- Corn, wheat, soybeans fall sharply.
- Focus still on crop weather as corn, soy stocks ebb.
PARIS/SINGAPORE: Chicago corn, wheat and soybean futures fell on Wednesday, retreating from eight-year highs struck a day earlier as the market assessed the extent of weather risks that had fanned the recent run-up in prices.
Analysts said there was profit-taking after strong investment fund flows into grains, encouraged by signs of improving crop weather in the US Midwest.
"There is a realisation that there is plenty of time to grow crops in the United States," said Ole Houe, director of advisory services at brokerage IKON Commodities in Sydney.
"The current supply and demand situation does not warrant $7-bushel corn. The last 100 cents are speculators driving the market."
The chief executive of agribusiness group Archer Daniels Midland Co said on Tuesday he expects US corn and soybean plantings to rise by about 5 million acres combined versus a government forecast.
The most-active corn contract on the Chicago Board of Trade (CBOT) was down 1.3% at $6.45-3/4 a bushel by 1126 GMT, after hitting an eight-year top at $6.84 on Tuesday.

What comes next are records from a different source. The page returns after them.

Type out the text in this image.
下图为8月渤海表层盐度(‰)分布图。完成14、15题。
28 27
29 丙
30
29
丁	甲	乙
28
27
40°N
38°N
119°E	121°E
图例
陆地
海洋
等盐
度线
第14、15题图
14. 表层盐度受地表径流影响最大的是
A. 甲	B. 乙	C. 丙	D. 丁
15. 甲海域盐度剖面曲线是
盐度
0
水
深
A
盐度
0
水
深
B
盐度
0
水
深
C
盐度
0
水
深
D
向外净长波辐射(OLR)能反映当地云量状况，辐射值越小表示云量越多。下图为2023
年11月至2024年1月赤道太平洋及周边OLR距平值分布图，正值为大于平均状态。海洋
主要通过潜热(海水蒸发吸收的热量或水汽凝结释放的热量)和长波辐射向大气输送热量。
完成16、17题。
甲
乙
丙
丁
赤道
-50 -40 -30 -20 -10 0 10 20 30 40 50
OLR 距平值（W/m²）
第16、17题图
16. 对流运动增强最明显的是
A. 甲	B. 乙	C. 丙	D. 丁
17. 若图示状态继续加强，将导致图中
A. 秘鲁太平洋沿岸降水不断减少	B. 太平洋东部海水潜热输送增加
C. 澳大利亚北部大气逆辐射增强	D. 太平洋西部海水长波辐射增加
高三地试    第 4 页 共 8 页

Corn, wheat and soybeans had already ended lower on Tuesday as the rally lost momentum following the intraday peaks.
Commodity funds were net sellers of CBOT soybeans, soymeal, wheat and corn futures contracts on Tuesday and net even for soyoil futures contracts, traders said.
Corn has been at the centre of the grain rally. Cold planting weather in the United States and dry growing conditions in southern Brazil have cast doubts over harvest prospects in the world's top exporters at a time of tight supplies.
Southern Brazil is forecast to stay dry into early May, but an expected warming of temperatures along with showers in the US Midwest could help planting and early crop development.
CBOT wheat dropped 1.9% to $7.18-3/4 a bushel, while soybeans were down 1.0% at $15.05 a bushel.
Tuesday's cancellation of a wheat import tender by Egypt was seen by traders as a sign that high prices were discouraging buyers.
In soybeans, US-based meat processor Perdue is shipping one cargo of 31,450 tonnes of Brazilian supplies into the United States, according to shipping data, as US stocks dwindle.